Chacun son tour!

Lisette Lombé © karel duerinckx

Lisette Lombé se promène sur le même bitume que tout le monde… mais son regard y distingue d’autres choses. Elle nous livre ici ses humeurs poétiques.

Il pleuvine. Nous attendons pour traverser. Le bonhomme est rouge, comme dirait ma fille. Ce n’est pas que l’adolescent ait parlé trop vite ou pas assez distinctement, ce n’est pas que son propos ait été décousu ou incompréhensible puisque deux autres jeunes filles et un autre garçon se sont esclaffé de rire. J’aurais pu lui demander de répéter plus lentement et en articulant, j’aurais pu mettre ça sur le compte du masque qui étouffe les consonnes, je serais tout de même restée au banc de cette conversation.

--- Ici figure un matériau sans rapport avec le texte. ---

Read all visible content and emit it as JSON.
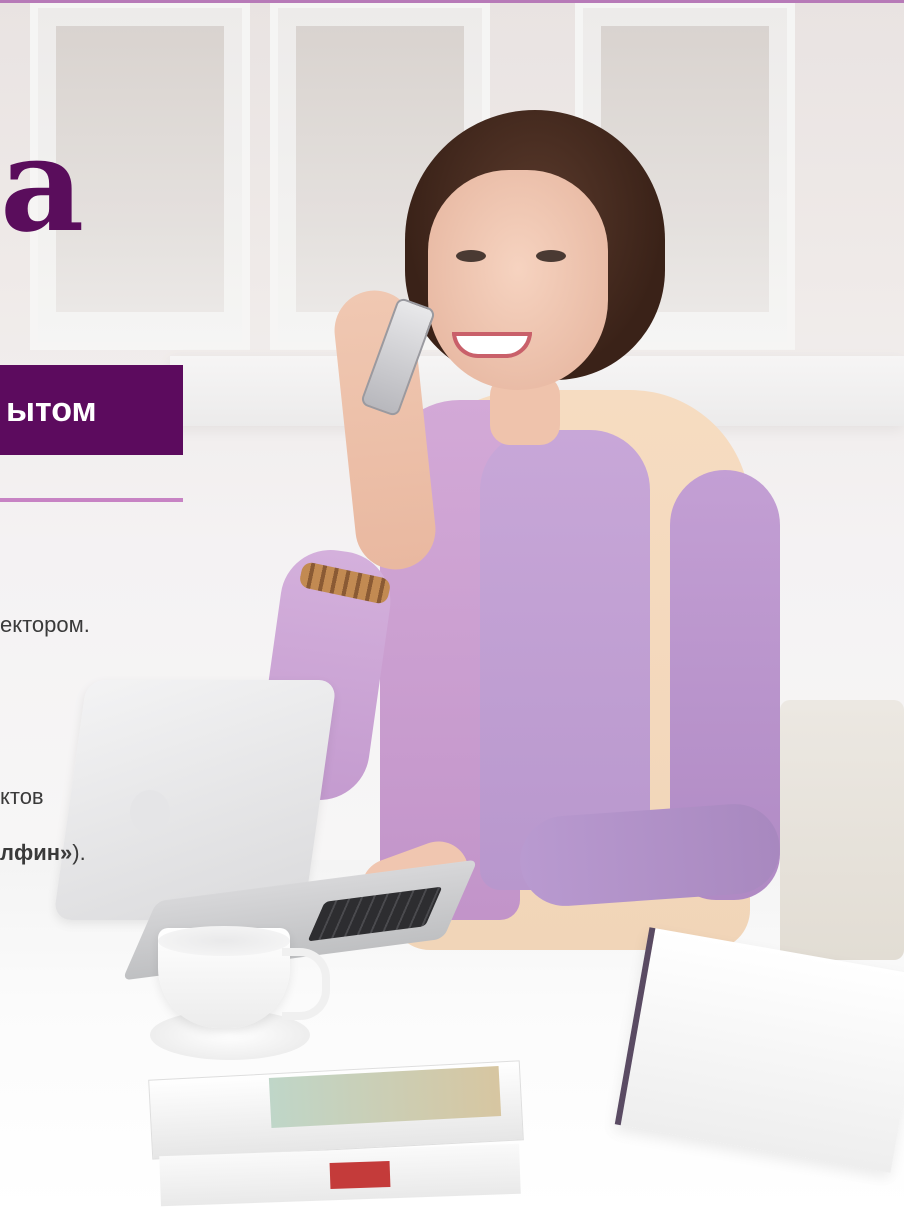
{
  "hero": {
    "big_letter": "a",
    "banner": "ытом"
  },
  "body_text": {
    "line1": "ектором.",
    "line2": "ктов",
    "line3_bold": "лфин»",
    "line3_tail": ")."
  },
  "colors": {
    "accent": "#5c0b5e",
    "accent_light": "#c783c4"
  }
}
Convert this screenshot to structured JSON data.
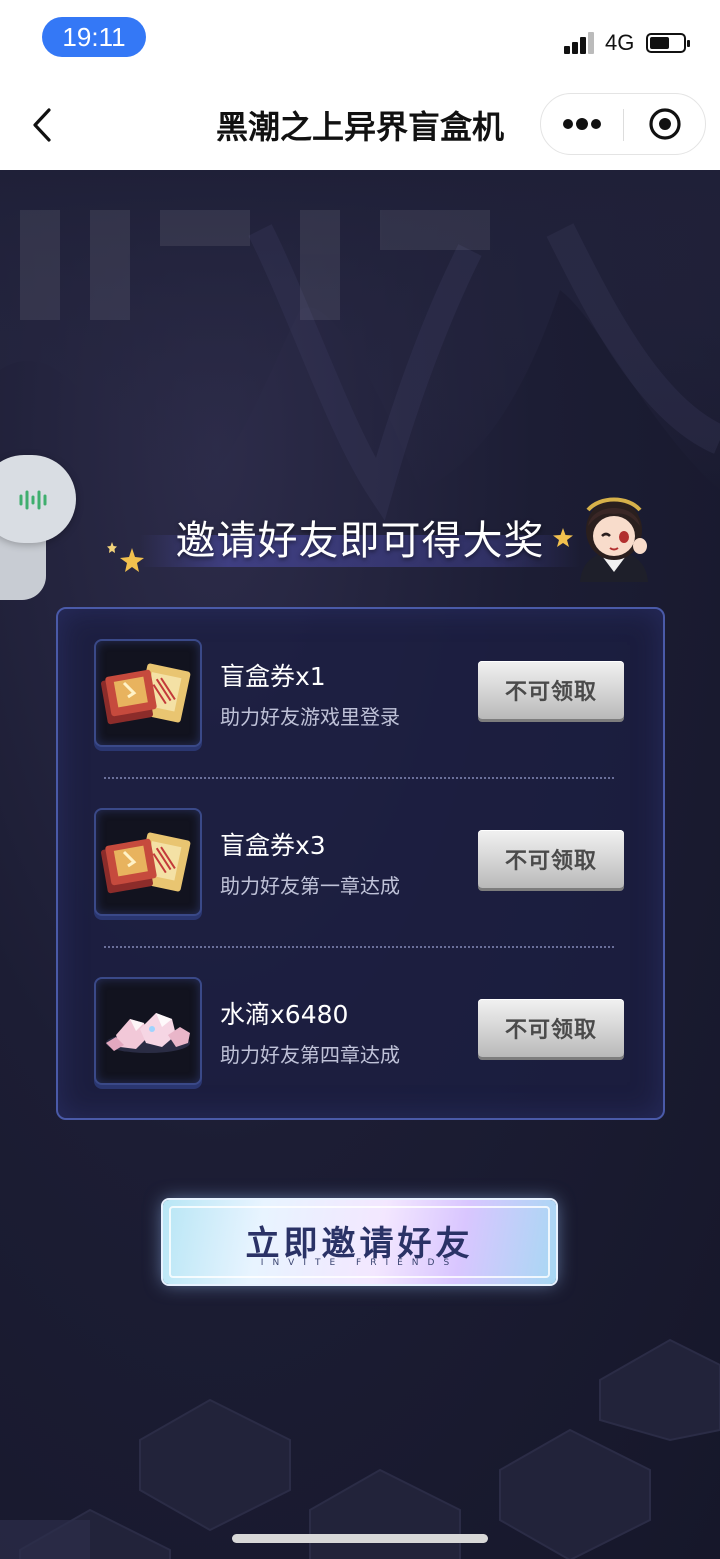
{
  "status_bar": {
    "time": "19:11",
    "network": "4G",
    "battery_level": 0.6
  },
  "nav": {
    "title": "黑潮之上异界盲盒机",
    "back_icon": "chevron-left-icon",
    "more_icon": "more-dots-icon",
    "close_icon": "target-circle-icon"
  },
  "side_widget": {
    "icon": "voice-wave-icon"
  },
  "header": {
    "title": "邀请好友即可得大奖"
  },
  "rewards": [
    {
      "name": "盲盒券x1",
      "desc": "助力好友游戏里登录",
      "button": "不可领取",
      "icon": "ticket-icon"
    },
    {
      "name": "盲盒券x3",
      "desc": "助力好友第一章达成",
      "button": "不可领取",
      "icon": "ticket-icon"
    },
    {
      "name": "水滴x6480",
      "desc": "助力好友第四章达成",
      "button": "不可领取",
      "icon": "crystal-icon"
    }
  ],
  "invite_button": {
    "label": "立即邀请好友",
    "sub": "INVITE FRIENDS"
  },
  "colors": {
    "accent_blue": "#3478f6",
    "panel_border": "#4a5aa8",
    "background": "#1b1c33"
  }
}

Langage d’une jeunesse qui signifie aux personnes adultes qu’elles sont adultes, qui les tient à distance et en respect. Chaque néologisme, chaque punchline, chaque inversion de syllabes est comme un tacle aux normes et à l’ordre établi. On peut parler de charabia ou on peut tout aussi bien y voir un pied de nez inconscient à cette académie qui, contre tout usage, se pique de tenter de nous imposer la Covid. Comme je chéris ce détournement de matière qui ressemble tellement à la démarche des poètes et des poétesses.

Lorsque j’étais enseignante, au contact quotidien des élèves, il me semblait que mon oreille était plus sensible à ce « parler jeune ». Mon acuité semble s’être émoussée avec l’âge et avec le changement de profession. Un jour, on se croit cool et on se promet de ne jamais devenir l’archétype du maître dont on se fout dans une langue codée puis, nous voilà, à notre tour, appelant de nos voeux, un décodeur et quémandant à nos propres enfants une traduction. Ça veut dire quoi wesh-wesh? Ça veut dire quoi, j’ai le seum?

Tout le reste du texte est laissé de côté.